The new waste processing plant in Hampden still hasn’t reopened after a partially filled propane tank delivered to the center exploded on Thursday, causing a small fire in the machinery that produces bales of recycled goods and injuring a worker.

Employees of the Coastal Resources of Maine plant are still assessing how much damage the explosion caused and are making repairs, according to Director of Community Services Shelby Wright.

The plant will also probably update its safety protocols and more closely inspect incoming waste to help prevent any future mishaps, according to Wright.

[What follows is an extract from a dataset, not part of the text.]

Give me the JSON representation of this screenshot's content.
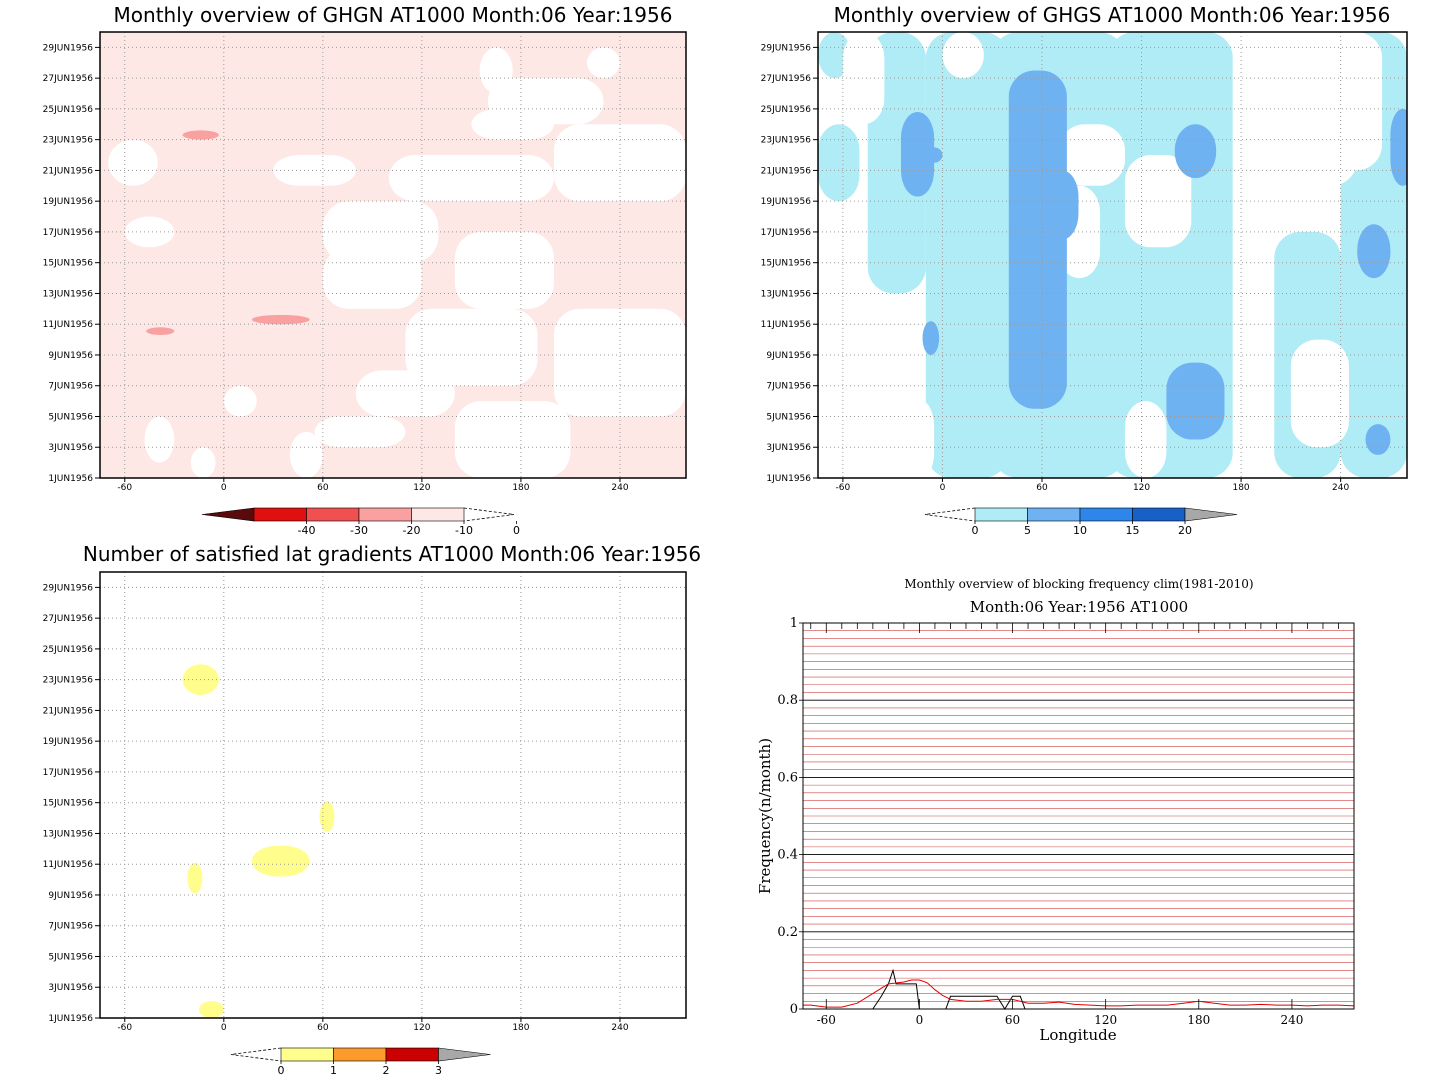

While the plant already has measures to remove hazardous materials from the waste stream — such as magnets that can attract metal objects and a policy of inspecting incoming loads of waste — the propane tank went undetected last week.

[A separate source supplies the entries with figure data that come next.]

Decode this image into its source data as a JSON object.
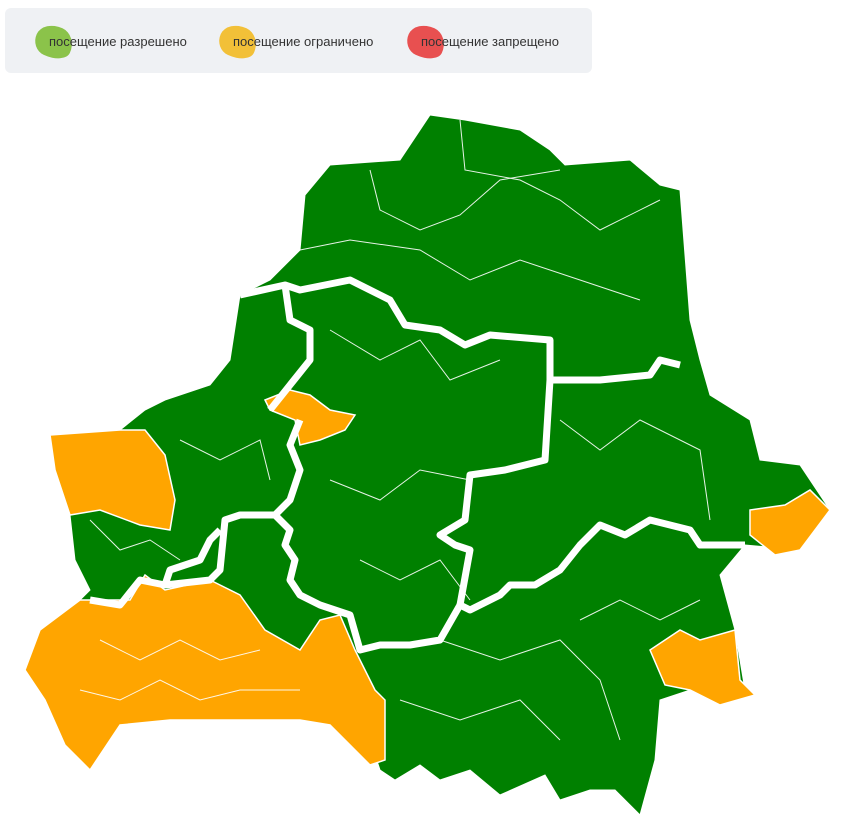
{
  "legend": [
    {
      "label": "посещение разрешено",
      "color": "#8bc34a"
    },
    {
      "label": "посещение ограничено",
      "color": "#f2c038"
    },
    {
      "label": "посещение запрещено",
      "color": "#e85050"
    }
  ],
  "map": {
    "colors": {
      "allowed": "#008000",
      "restricted": "#ffa500",
      "border": "#ffffff"
    }
  }
}
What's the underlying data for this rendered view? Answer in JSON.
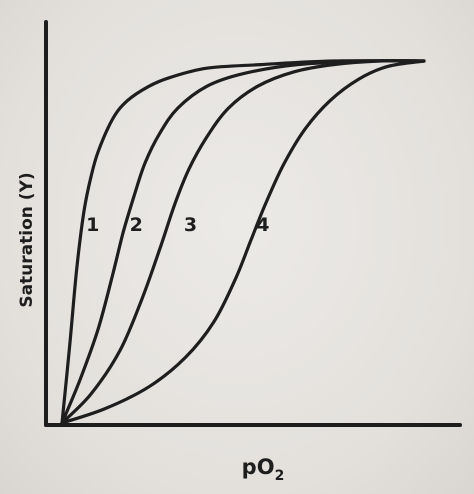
{
  "chart_data": {
    "type": "line",
    "title": "",
    "xlabel": "pO",
    "xlabel_subscript": "2",
    "ylabel": "Saturation (Y)",
    "xlim": [
      0,
      100
    ],
    "ylim": [
      0,
      1
    ],
    "ticks": "none",
    "grid": false,
    "legend": "none",
    "series": [
      {
        "name": "1",
        "x": [
          0,
          2,
          4,
          6,
          8,
          10,
          14,
          18,
          24,
          30,
          40,
          55,
          75,
          100
        ],
        "y": [
          0,
          0.2,
          0.42,
          0.58,
          0.68,
          0.75,
          0.84,
          0.89,
          0.93,
          0.955,
          0.98,
          0.99,
          1.0,
          1.0
        ]
      },
      {
        "name": "2",
        "x": [
          0,
          5,
          10,
          14,
          17,
          20,
          23,
          27,
          32,
          40,
          50,
          65,
          85,
          100
        ],
        "y": [
          0,
          0.12,
          0.26,
          0.41,
          0.53,
          0.63,
          0.72,
          0.8,
          0.87,
          0.93,
          0.965,
          0.99,
          1.0,
          1.0
        ]
      },
      {
        "name": "3",
        "x": [
          0,
          8,
          16,
          22,
          27,
          31,
          35,
          40,
          46,
          54,
          64,
          75,
          88,
          100
        ],
        "y": [
          0,
          0.08,
          0.2,
          0.34,
          0.48,
          0.6,
          0.7,
          0.79,
          0.87,
          0.93,
          0.97,
          0.99,
          1.0,
          1.0
        ]
      },
      {
        "name": "4",
        "x": [
          0,
          12,
          24,
          34,
          42,
          48,
          52,
          56,
          61,
          67,
          74,
          82,
          90,
          100
        ],
        "y": [
          0,
          0.04,
          0.1,
          0.18,
          0.28,
          0.4,
          0.5,
          0.6,
          0.71,
          0.81,
          0.89,
          0.95,
          0.985,
          1.0
        ]
      }
    ],
    "curve_labels": [
      {
        "text": "1",
        "x": 8.5,
        "y": 0.53
      },
      {
        "text": "2",
        "x": 20.5,
        "y": 0.53
      },
      {
        "text": "3",
        "x": 35.5,
        "y": 0.53
      },
      {
        "text": "4",
        "x": 55.5,
        "y": 0.53
      }
    ]
  }
}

But there is only so much that Coastal Resources of Maine employees can do, Wright said, and she urged communities that send their household waste to the Hampden facility to ensure that it does not include any of the hazardous materials that are banned by their contracts with Coastal Resources of Maine, including propane tanks and fuel canisters for camping stoves.

Wright suggested that residents reach out to their public works departments, transfer stations and hardware stores for information about safe disposal alternatives.

“It’s really paramount that people think before they throw things out,” Wright said. “People’s lives may depend on it. We’re at the mercy of the people that bring us their trash.”

Wright declined to say how far the propane tank made it into the plant before it was punctured, causing it to explode and spark a small fire, but she said “a key piece of equipment” was damaged by the explosion. One nearby worker suffered minor injuries.

Deputy Chief Jason Lundstrom of the Hampden Fire Department, who was among the firefighters that responded to the call, said that the fire was in a piece of equipment that bales some types of cardboard, metal and plastic into large recycled bricks that can be resold on the commodities market. Lundstrom did not know whether the propane tank itself had made it into the baler.

While the waste plant has fire sprinklers, the fire on Thursday was too small to trigger them, Lundstrom said. After a worker pulled a fire alarm, the department responded and was able to stop the burn within minutes.

The Municipal Review Committee, an organization that represents the 115 Maine communities that send their waste to the Hampden plant, sent out an email to its members last week reminding them not to send hazardous waste and asking them to educate their own residents about the dangers.

Michael Carroll, the committee’s executive director, said the organization will continue to remind its members about those guidelines in future communications.

There are some cases in which Coastal Resources of Maine can pass the costs of disposing unacceptable waste to the communities or trucking companies that have delivered it, or to at least share those costs with the Municipal Review Committee itself, according to its contract with the sending communities.

But that section of the contract does not apply to repairing damage caused as a result of unacceptable waste, Wright said. She said it will be impossible to determine which community sent the propane tank last week.

Wright said she does not expect the current outage at the plant to continue for “an extended time,” but declined to offer a specific timeline for when it could resume accepting waste. In the meantime, communities are now shipping their garbage to landfills in Norridgewock and Old Town.